In this report, we are going to highlight a large CEO stock purchase at Gentex Corp (GNTX:US). Gentex is a technology company that develops advanced electronic products and features for the automotive, aerospace, and fire protection industries. It is listed on the Nasdaq and currently has a market cap of $6.04 billion.
Insider buying at Gentex
Our data shows that on October 31, Gentex President and CEO Steve Downing bought 10,000 GNTX shares at a price of $25.74 per share. This trade cost the insider $257,400 and increased his holding to 118,506 shares.
Mr. Downing has worked at Gentex for around 20 years, so he is likely to know the company very well. Before being appointed CEO in 2018, he served as CFO, COO, and Vice President of Commercial Management.
What stands out here is that Mr. Downing has made a large purchase after a period of share price weakness. This suggests that he sees value in the stock right now and that he expects it to rebound.
Margins to improve
Gentex’s Q3 results showed that the company is experiencing a number of challenges right now.

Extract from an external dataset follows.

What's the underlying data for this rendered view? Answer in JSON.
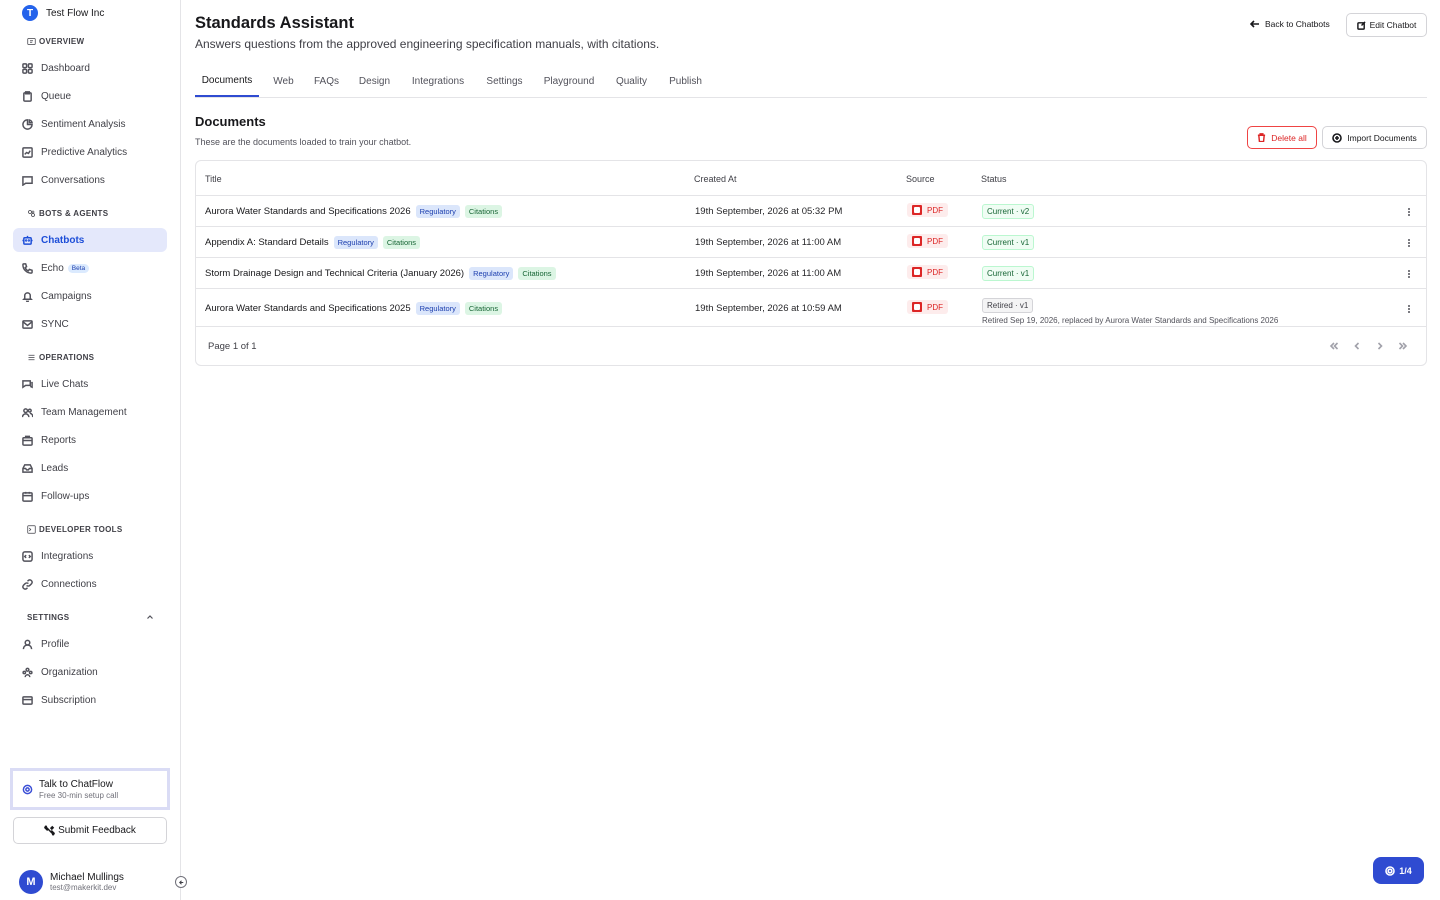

While sales for the quarter were up 24% year on year, the company said that product mix and overall sales levels were impacted by customer order adjustments, supply chain challenges, and labor availability issues. Together, these headwinds resulted in unit shipments being approximately 750,000 units lower than its forecast at the beginning of the quarter, which resulted in a significant revenue shortfall versus the beginning-of-quarter forecast.
Gross margin for the quarter came in at 29.8%, compared to 35.3% a year earlier, as a result of raw material cost increases, unfavorable product mix, labor cost increases, and prior commitments to annual customer price reductions.
However, the company said that it is confident in its ability to work through these issues and that it expects gross margins to improve going forward. It noted that it is making progress on cost escalation conversations with customers, and that it expects relief to begin during the fourth quarter of 2022, which should provide improvement in its margin profile in 2023 and into 2024.
“As the fourth quarter begins and we transition into 2023, we remain confident in our ability to grow the business and improve margins, while at the same time expanding our technology portfolio,” said Mr. Downing.
In light of this margin projection from management, we see the insider buying here as a bullish indicator.